Spark-streaming
Bloom filtering, Flajolet Martin algorithm, and reservoir sampling algorithm
Introduction:
In this repository, there is implementation of three algorithms:
- Bloom filtering.
- FlajoletMartin algorithm.
- reservoir sampling.
Programming Requirements:
- You will need Spark Streaming library for task2- FlajoletMartin Algorithm. You will use Twitter streaming API streaming for task3: you can use the Python library, tweepy, and Scala library, sparkstreaming-twitter for this task.
- You can only use Spark RDD and standard Python or Scala libraries except for the ones in (b). i.e. no point if using Spark DataFrame or DataSet.
Programming Environment:
Python 3.6, Scala 2.11 and Spark 2.3.2
Dataset:
Yelp Business Data i.e., business_first.json and business_second.json
- For Bloom filtering you need to download the business_first.json and business_second.json from
- The first file is used to set up the bit array for Bloom fitering, and the second file is used for prediction.
Tasks
Task1: Bloom Filtering:
- I implemented the Bloom Filtering algorithm to estimate whether the city of a business in business_second.json has shown before in business_first.json.
- We need to find proper bit array size, hash functions and the number of hash functions in the Bloom Filtering algorithm.
- Some possible the hash functions are: f(x)= (ax + b) % m or f(x) = ((ax + b) % p) % m where p is any prime number and m is the length of the filter bit array. You can use any combination for the parameters (a, b, p). The hash functions should keep the same once you created them.
- Since the city of a business is a string, you need to convert it into an integer and then apply hash functions to it., the following code shows one possible solution:
-
import binascii
int(binascii.hexlify(s.encode('utf8')),16)
-
(We only treat the exact the same strings as the same cities. I did not consider alias. If one record in the business_second.json file does not contain the city field, or the city field is empty, I predicted zero for that record.)
Execution Details:
the code ran within 60 seconds and it is evaluated on the false positive rate (FPR) and the false negative rate(FNR).

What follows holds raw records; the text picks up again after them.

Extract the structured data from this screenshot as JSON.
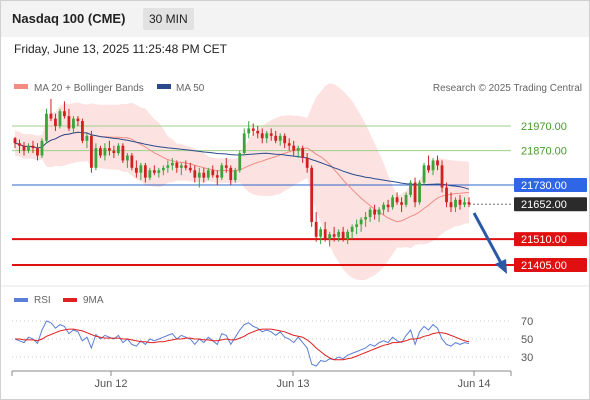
{
  "header": {
    "title": "Nasdaq 100 (CME)",
    "timeframe": "30 MIN"
  },
  "datetime": "Friday, June 13, 2025 11:25:48 PM CET",
  "credit": "Research © 2025 Trading Central",
  "legend_main": [
    {
      "label": "MA 20 + Bollinger Bands",
      "color": "#f28b82"
    },
    {
      "label": "MA 50",
      "color": "#2b4a8b"
    }
  ],
  "legend_rsi": [
    {
      "label": "RSI",
      "color": "#5a7fd6"
    },
    {
      "label": "9MA",
      "color": "#e02020"
    }
  ],
  "chart_data": {
    "type": "candlestick",
    "x_ticks": [
      "Jun 12",
      "Jun 13",
      "Jun 14"
    ],
    "price_range": [
      21340,
      22100
    ],
    "levels": [
      {
        "value": 21970.0,
        "label": "21970.00",
        "style": "resistance"
      },
      {
        "value": 21870.0,
        "label": "21870.00",
        "style": "resistance"
      },
      {
        "value": 21730.0,
        "label": "21730.00",
        "style": "pivot"
      },
      {
        "value": 21652.0,
        "label": "21652.00",
        "style": "last"
      },
      {
        "value": 21510.0,
        "label": "21510.00",
        "style": "support"
      },
      {
        "value": 21405.0,
        "label": "21405.00",
        "style": "support"
      }
    ],
    "candles": [
      [
        21920,
        21925,
        21880,
        21900
      ],
      [
        21900,
        21915,
        21860,
        21890
      ],
      [
        21890,
        21905,
        21850,
        21870
      ],
      [
        21870,
        21900,
        21860,
        21890
      ],
      [
        21890,
        21910,
        21860,
        21880
      ],
      [
        21880,
        21900,
        21830,
        21850
      ],
      [
        21850,
        21920,
        21840,
        21910
      ],
      [
        21910,
        22040,
        21900,
        22020
      ],
      [
        22020,
        22080,
        21990,
        22000
      ],
      [
        22000,
        22020,
        21950,
        21970
      ],
      [
        21970,
        22040,
        21960,
        22030
      ],
      [
        22030,
        22070,
        22000,
        22010
      ],
      [
        22010,
        22040,
        21950,
        21960
      ],
      [
        21960,
        22010,
        21940,
        22000
      ],
      [
        22000,
        22010,
        21970,
        21990
      ],
      [
        21990,
        22000,
        21900,
        21910
      ],
      [
        21910,
        21940,
        21880,
        21930
      ],
      [
        21930,
        21950,
        21780,
        21800
      ],
      [
        21800,
        21900,
        21790,
        21880
      ],
      [
        21880,
        21890,
        21840,
        21850
      ],
      [
        21850,
        21900,
        21830,
        21880
      ],
      [
        21880,
        21910,
        21850,
        21870
      ],
      [
        21870,
        21890,
        21840,
        21860
      ],
      [
        21860,
        21900,
        21850,
        21890
      ],
      [
        21890,
        21900,
        21820,
        21830
      ],
      [
        21830,
        21860,
        21800,
        21850
      ],
      [
        21850,
        21860,
        21790,
        21800
      ],
      [
        21800,
        21830,
        21760,
        21780
      ],
      [
        21780,
        21820,
        21750,
        21810
      ],
      [
        21810,
        21820,
        21740,
        21760
      ],
      [
        21760,
        21800,
        21750,
        21790
      ],
      [
        21790,
        21810,
        21770,
        21780
      ],
      [
        21780,
        21800,
        21760,
        21790
      ],
      [
        21790,
        21810,
        21770,
        21800
      ],
      [
        21800,
        21830,
        21780,
        21810
      ],
      [
        21810,
        21840,
        21790,
        21820
      ],
      [
        21820,
        21830,
        21780,
        21800
      ],
      [
        21800,
        21820,
        21770,
        21810
      ],
      [
        21810,
        21830,
        21790,
        21800
      ],
      [
        21800,
        21820,
        21780,
        21790
      ],
      [
        21790,
        21810,
        21740,
        21760
      ],
      [
        21760,
        21800,
        21720,
        21780
      ],
      [
        21780,
        21800,
        21740,
        21760
      ],
      [
        21760,
        21800,
        21750,
        21790
      ],
      [
        21790,
        21810,
        21760,
        21770
      ],
      [
        21770,
        21790,
        21730,
        21760
      ],
      [
        21760,
        21820,
        21750,
        21810
      ],
      [
        21810,
        21840,
        21780,
        21800
      ],
      [
        21800,
        21810,
        21730,
        21750
      ],
      [
        21750,
        21800,
        21740,
        21790
      ],
      [
        21790,
        21870,
        21780,
        21860
      ],
      [
        21860,
        21960,
        21850,
        21940
      ],
      [
        21940,
        21990,
        21920,
        21960
      ],
      [
        21960,
        21980,
        21930,
        21950
      ],
      [
        21950,
        21970,
        21920,
        21940
      ],
      [
        21940,
        21960,
        21900,
        21920
      ],
      [
        21920,
        21950,
        21900,
        21940
      ],
      [
        21940,
        21960,
        21910,
        21930
      ],
      [
        21930,
        21950,
        21900,
        21910
      ],
      [
        21910,
        21940,
        21890,
        21930
      ],
      [
        21930,
        21940,
        21880,
        21900
      ],
      [
        21900,
        21920,
        21870,
        21890
      ],
      [
        21890,
        21910,
        21850,
        21870
      ],
      [
        21870,
        21890,
        21840,
        21880
      ],
      [
        21880,
        21890,
        21820,
        21840
      ],
      [
        21840,
        21860,
        21780,
        21800
      ],
      [
        21800,
        21810,
        21560,
        21580
      ],
      [
        21580,
        21620,
        21500,
        21520
      ],
      [
        21520,
        21560,
        21490,
        21550
      ],
      [
        21550,
        21580,
        21500,
        21510
      ],
      [
        21510,
        21540,
        21480,
        21530
      ],
      [
        21530,
        21560,
        21500,
        21520
      ],
      [
        21520,
        21550,
        21500,
        21540
      ],
      [
        21540,
        21560,
        21500,
        21510
      ],
      [
        21510,
        21550,
        21490,
        21540
      ],
      [
        21540,
        21570,
        21510,
        21560
      ],
      [
        21560,
        21590,
        21530,
        21570
      ],
      [
        21570,
        21600,
        21540,
        21590
      ],
      [
        21590,
        21620,
        21560,
        21600
      ],
      [
        21600,
        21640,
        21580,
        21630
      ],
      [
        21630,
        21650,
        21590,
        21610
      ],
      [
        21610,
        21640,
        21580,
        21630
      ],
      [
        21630,
        21660,
        21610,
        21650
      ],
      [
        21650,
        21670,
        21620,
        21640
      ],
      [
        21640,
        21690,
        21630,
        21680
      ],
      [
        21680,
        21700,
        21650,
        21660
      ],
      [
        21660,
        21680,
        21620,
        21650
      ],
      [
        21650,
        21700,
        21640,
        21690
      ],
      [
        21690,
        21750,
        21680,
        21740
      ],
      [
        21740,
        21760,
        21640,
        21660
      ],
      [
        21660,
        21750,
        21650,
        21740
      ],
      [
        21740,
        21820,
        21730,
        21810
      ],
      [
        21810,
        21850,
        21780,
        21790
      ],
      [
        21790,
        21840,
        21770,
        21830
      ],
      [
        21830,
        21850,
        21790,
        21810
      ],
      [
        21810,
        21830,
        21700,
        21720
      ],
      [
        21720,
        21740,
        21640,
        21660
      ],
      [
        21660,
        21700,
        21620,
        21640
      ],
      [
        21640,
        21680,
        21620,
        21670
      ],
      [
        21670,
        21690,
        21630,
        21650
      ],
      [
        21650,
        21680,
        21640,
        21660
      ],
      [
        21660,
        21680,
        21640,
        21652
      ]
    ],
    "rsi_axis_ticks": [
      70,
      50,
      30
    ],
    "rsi_range": [
      15,
      80
    ],
    "rsi": [
      50,
      48,
      46,
      52,
      50,
      45,
      60,
      70,
      68,
      62,
      66,
      64,
      56,
      60,
      58,
      48,
      52,
      40,
      55,
      50,
      54,
      52,
      50,
      54,
      46,
      50,
      44,
      42,
      48,
      44,
      50,
      48,
      50,
      52,
      54,
      56,
      50,
      54,
      52,
      50,
      44,
      50,
      46,
      52,
      48,
      44,
      56,
      54,
      44,
      52,
      60,
      66,
      68,
      64,
      62,
      58,
      60,
      58,
      54,
      58,
      52,
      50,
      46,
      52,
      46,
      40,
      22,
      20,
      26,
      25,
      28,
      27,
      30,
      28,
      32,
      34,
      36,
      38,
      40,
      44,
      42,
      46,
      48,
      46,
      52,
      48,
      46,
      54,
      60,
      44,
      58,
      64,
      60,
      66,
      62,
      50,
      44,
      42,
      46,
      44,
      46,
      45
    ],
    "rsi_ma": [
      50,
      50,
      49,
      49,
      49,
      48,
      50,
      53,
      55,
      57,
      59,
      60,
      61,
      61,
      60,
      59,
      57,
      55,
      53,
      52,
      51,
      51,
      51,
      51,
      50,
      50,
      49,
      48,
      47,
      47,
      46,
      46,
      47,
      47,
      48,
      49,
      50,
      50,
      51,
      51,
      50,
      50,
      49,
      49,
      48,
      48,
      49,
      50,
      49,
      49,
      51,
      53,
      56,
      58,
      60,
      61,
      61,
      61,
      60,
      59,
      58,
      56,
      54,
      53,
      52,
      49,
      45,
      40,
      36,
      32,
      29,
      27,
      27,
      27,
      28,
      29,
      31,
      33,
      35,
      37,
      39,
      41,
      43,
      44,
      46,
      46,
      47,
      48,
      50,
      50,
      51,
      53,
      54,
      56,
      57,
      57,
      56,
      54,
      52,
      50,
      48,
      47
    ]
  }
}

Task2: Flajolet-Martin algorithm
- In task2, I implement the Flajolet-Martin algorithm (including the step of combining estimations from groups of hash functions) to estimate the number of unique cities within a window in the data stream.
- I found proper hash functions and the proper number of hash functions in the Flajolet-Martin algorithm.

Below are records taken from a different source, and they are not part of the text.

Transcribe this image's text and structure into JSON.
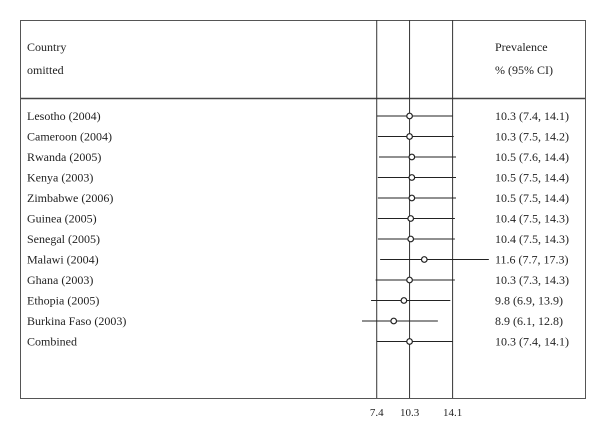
{
  "chart_data": {
    "type": "forest",
    "header": {
      "left_line1": "Country",
      "left_line2": "omitted",
      "right_line1": "Prevalence",
      "right_line2": "% (95% CI)"
    },
    "rows": [
      {
        "label": "Lesotho (2004)",
        "estimate": 10.3,
        "lower": 7.4,
        "upper": 14.1,
        "ci_text": "10.3 (7.4, 14.1)"
      },
      {
        "label": "Cameroon (2004)",
        "estimate": 10.3,
        "lower": 7.5,
        "upper": 14.2,
        "ci_text": "10.3 (7.5, 14.2)"
      },
      {
        "label": "Rwanda (2005)",
        "estimate": 10.5,
        "lower": 7.6,
        "upper": 14.4,
        "ci_text": "10.5 (7.6, 14.4)"
      },
      {
        "label": "Kenya (2003)",
        "estimate": 10.5,
        "lower": 7.5,
        "upper": 14.4,
        "ci_text": "10.5 (7.5, 14.4)"
      },
      {
        "label": "Zimbabwe (2006)",
        "estimate": 10.5,
        "lower": 7.5,
        "upper": 14.4,
        "ci_text": "10.5 (7.5, 14.4)"
      },
      {
        "label": "Guinea (2005)",
        "estimate": 10.4,
        "lower": 7.5,
        "upper": 14.3,
        "ci_text": "10.4 (7.5, 14.3)"
      },
      {
        "label": "Senegal (2005)",
        "estimate": 10.4,
        "lower": 7.5,
        "upper": 14.3,
        "ci_text": "10.4 (7.5, 14.3)"
      },
      {
        "label": "Malawi  (2004)",
        "estimate": 11.6,
        "lower": 7.7,
        "upper": 17.3,
        "ci_text": "11.6 (7.7, 17.3)"
      },
      {
        "label": "Ghana (2003)",
        "estimate": 10.3,
        "lower": 7.3,
        "upper": 14.3,
        "ci_text": "10.3 (7.3, 14.3)"
      },
      {
        "label": "Ethopia (2005)",
        "estimate": 9.8,
        "lower": 6.9,
        "upper": 13.9,
        "ci_text": "9.8 (6.9, 13.9)"
      },
      {
        "label": "Burkina Faso (2003)",
        "estimate": 8.9,
        "lower": 6.1,
        "upper": 12.8,
        "ci_text": "8.9 (6.1, 12.8)"
      },
      {
        "label": "Combined",
        "estimate": 10.3,
        "lower": 7.4,
        "upper": 14.1,
        "ci_text": "10.3 (7.4, 14.1)"
      }
    ],
    "reference_lines": [
      7.4,
      10.3,
      14.1
    ],
    "tick_labels": [
      "7.4",
      "10.3",
      "14.1"
    ],
    "x_domain": [
      6.1,
      14.4
    ],
    "grid": false
  }
}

Task3: Fixed Size Sampling on Twitter Streaming
- You will use Twitter API of streaming to implement the fixed size sampling method (Reservoir Sampling Algorithm) and find popular tags on tweets based on the samples.

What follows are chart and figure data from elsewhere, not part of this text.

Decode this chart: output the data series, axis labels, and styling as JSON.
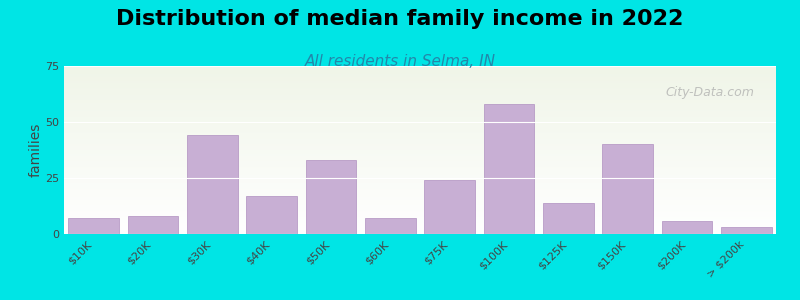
{
  "title": "Distribution of median family income in 2022",
  "subtitle": "All residents in Selma, IN",
  "xlabel": "",
  "ylabel": "families",
  "categories": [
    "$10K",
    "$20K",
    "$30K",
    "$40K",
    "$50K",
    "$60K",
    "$75K",
    "$100K",
    "$125K",
    "$150K",
    "$200K",
    "> $200k"
  ],
  "values": [
    7,
    8,
    44,
    17,
    33,
    7,
    24,
    58,
    14,
    40,
    6,
    3
  ],
  "bar_color": "#c8afd4",
  "bar_edge_color": "#b090c0",
  "background_color": "#00e5e5",
  "plot_bg_top": "#f0f5e8",
  "plot_bg_bottom": "#e8f0f8",
  "ylim": [
    0,
    75
  ],
  "yticks": [
    0,
    25,
    50,
    75
  ],
  "title_fontsize": 16,
  "subtitle_fontsize": 11,
  "ylabel_fontsize": 10,
  "watermark": "City-Data.com"
}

- In this task, we assume that the memory can only save 100 tweets, so we need to use the fixed size sampling method to only keep part of the tweets as a sample in the streaming.
- When the streaming of the Twitter coming, for the first 100 tweets, you can directly save them in a list.
- After that, for the nth twitter, you will keep the nth tweet with the probability of 100/n, otherwise discard it.
- If you keep the nth tweet, you need to randomly pick one in the list to be replaced. If the coming tweet has no tag, you can directly ignore it.
- You also need to keep a global variable representing the sequence number of the tweet. If the coming tweet has no tag, the sequence number will not increase, otherwise the sequence number increases by one.
- Every time you receive a new tweet, you need to find the tags in the sample list with the top 3 frequencies.
- All the results are printed in a csv file.